Government urged to use private teachers for e-learning

Pupils follow a lesson on radio in West Village, Njeru Central Division, Njeru Municipality in Buikwe District at the weekend. PHOTO/ DENIS EDEMA.

Owners of private schools under their umbrella body, Proprietors of Private Educational Institutions Association in Uganda (PPEIAU), have asked government to hire their staff for the virtual learning programme.

Education minister Janet Museveni last Friday said government is developing an e-learning framework that will guide education institutions during the current closure over Covid-19. The government is also in the process of drafting an e-learning syllabus through National Curriculum Development Centre (NCDC).

The chairperson of PPEIAU, Mr Mike Kironde, said the government’s virtual learning programme should not leave out teachers and students in the various private schools across the country.

“We also request that as government engages teachers in government-aided schools to use radio sets and other media outlets, private teachers should also be given opportunity to be part of this scheme,” Mr Kironde told Daily Monitor in an interview yesterday.

“Our view is that since the teachers in private schools are not paid, they should be hired by the government to boost virtual teaching and learning,” he added.

Mr Kironde said private schools represent a big number of children government wants to teach during the lockdown and so it would be good to bring in private teachers.

Private schools have also rejected the suggestion of a dead year and proposed entry exams for students when schools reopen.

“Government should attach an entry exam. When children come back, they write an entry exam so that they take this virtual learning serious at home. Otherwise, the way things are, students will not take it serious and resources will be wasted,” Mr Kironde said.

Calls to the permanent secretary at Ministry of Education, Mr Alex Kakooza, went unanswered while State Minister for Higher Education John Muyingo’s known telephone number was unavailable by press time.

The private school proprietors also raised concern over accumulating loan interest despite talk of loan restructuring by commercial banks.

Applications for loan restructuring under education amount to Shs5.7 billion.

They said about 600 schools have outstanding loan obligations with different commercial banks and Saccos countrywide.
“Commercial banks are only willing to reschedule the loans to future dates and the interest keeps on accumulating and being compounded to the principal.

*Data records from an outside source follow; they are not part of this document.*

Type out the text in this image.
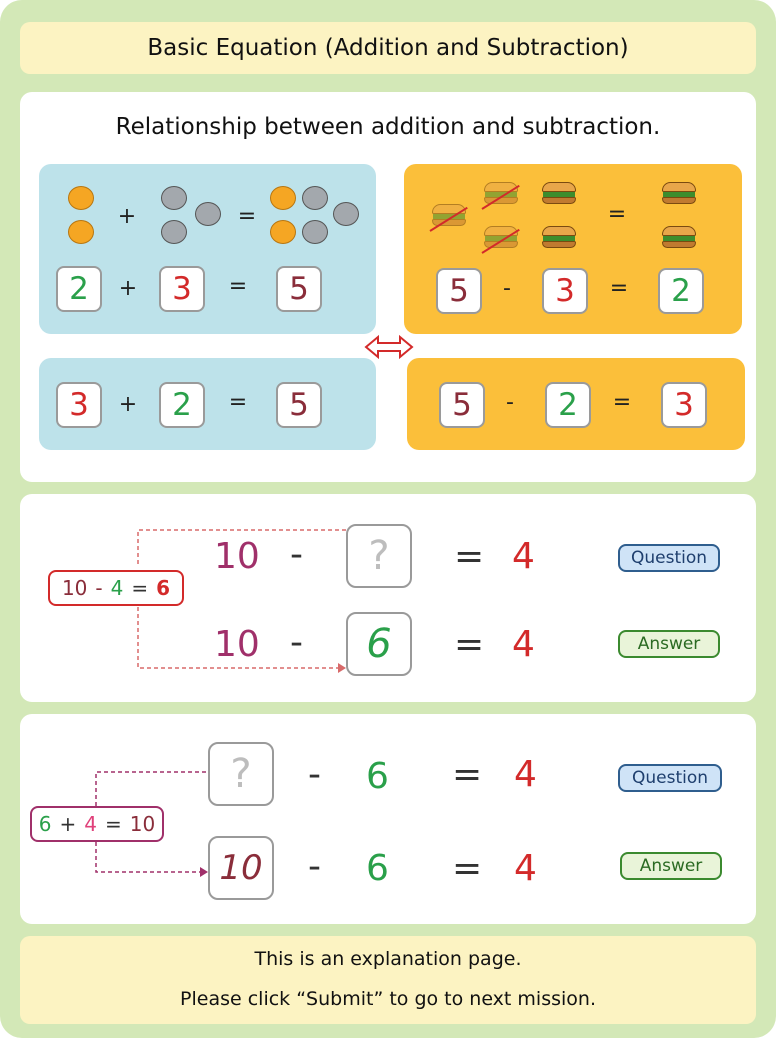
Basic Equation (Addition and Subtraction)
Relationship between addition and subtraction.
+	=
2	+	3	=	5
=
5	-	3	=	2
3	+	2	=	5	5	-	2	=	3
10 - 4 = 6
10 - ? = 4	Question
10 -	6	= 4	Answer
6 + 4 = 10
? - 6 = 4	Question
10	- 6 = 4	Answer
This is an explanation page.
Please click “Submit” to go to next mission.
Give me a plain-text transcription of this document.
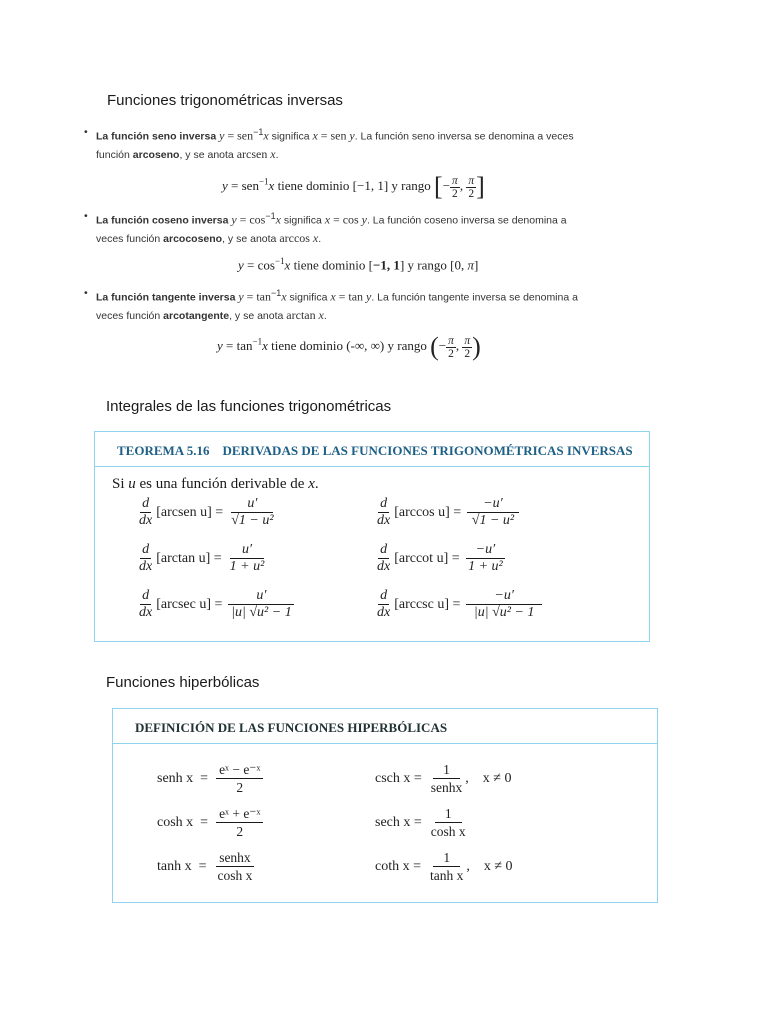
Funciones trigonométricas inversas
• La función seno inversa y = sen$^{-1}$x significa x = sen y. La función seno inversa se denomina a veces
función arcoseno, y se anota arcsen x.
y = sen$^{-1}$x tiene dominio [−1, 1] y rango [− $\frac{\pi}{2}$ , $\frac{\pi}{2}$ ]
• La función coseno inversa $y = \cos^{-1}x$ significa x = cos y. La función coseno inversa se denomina a
veces función arcocoseno, y se anota arccos x.
$y = \cos^{-1}x$ tiene dominio [−1, 1] y rango [0, π]
• La función tangente inversa $y = \tan^{-1}x$ significa x = tan y. La función tangente inversa se denomina a
veces función arcotangente, y se anota arctan x.
$y = \tan^{-1}x$ tiene dominio (-∞, ∞) y rango (− $\frac{\pi}{2}$ , $\frac{\pi}{2}$ )
Integrales de las funciones trigonométricas
TEOREMA 5.16    DERIVADAS DE LAS FUNCIONES TRIGONOMÉTRICAS INVERSAS
Si u es una función derivable de x.
$\frac{d}{dx}$ [arcsen $u] = \frac{u'}{\text{√1 − u²}}$	$\frac{d}{dx} [\arccos$ $u] = \frac{-u'}{\text{√1 − u²}}$
$\frac{d}{dx} [\arctan$ $u] = \frac{u'}{\text{1 + u²}}$	$\frac{d}{dx} [arccot$ $u] = \frac{-u'}{\text{1 + u²}}$
$\frac{d}{dx} [arcsec$ $u] = \frac{u'}{\text{|u| √u² − 1}}$	$\frac{d}{dx} [arccsc$ $u] = \frac{-u'}{\text{|u| √u² − 1}}$
Funciones hiperbólicas
DEFINICIÓN DE LAS FUNCIONES HIPERBÓLICAS
senh $x = \frac{\text{eˣ − e⁻ˣ}}{2}$	csch $x = \frac{1}{\text{senhx}}$ , x ≠ 0
$\cosh x = \frac{\text{eˣ + e⁻ˣ}}{2}$	sech $x = \frac{1}{\text{cosh x}}$
$\tanh x = \frac{\text{senhx}}{\text{cosh x}}$	coth $x = \frac{1}{\text{tanh x}}$ , x ≠ 0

The proprietors find such to be very unfair and do propose that all the outstanding loans offered to private educational institutions before Covid-19 lockdown by commercial banks be frozen and shifted to future dates when schools fully reopen,” Mr Christopher Mugwanya, the vice chairperson of PPEIAU, said.

Mr Wilbrod Owor, the executive director of Uganda Bankers Association, said there are different types of loan restructuring with different conditions.

“They can restructure and just elongate the time. There is also a type where the interest can be frozen and capitalised,” he said, urging the private schools to negotiate suitable terms with their respective banks.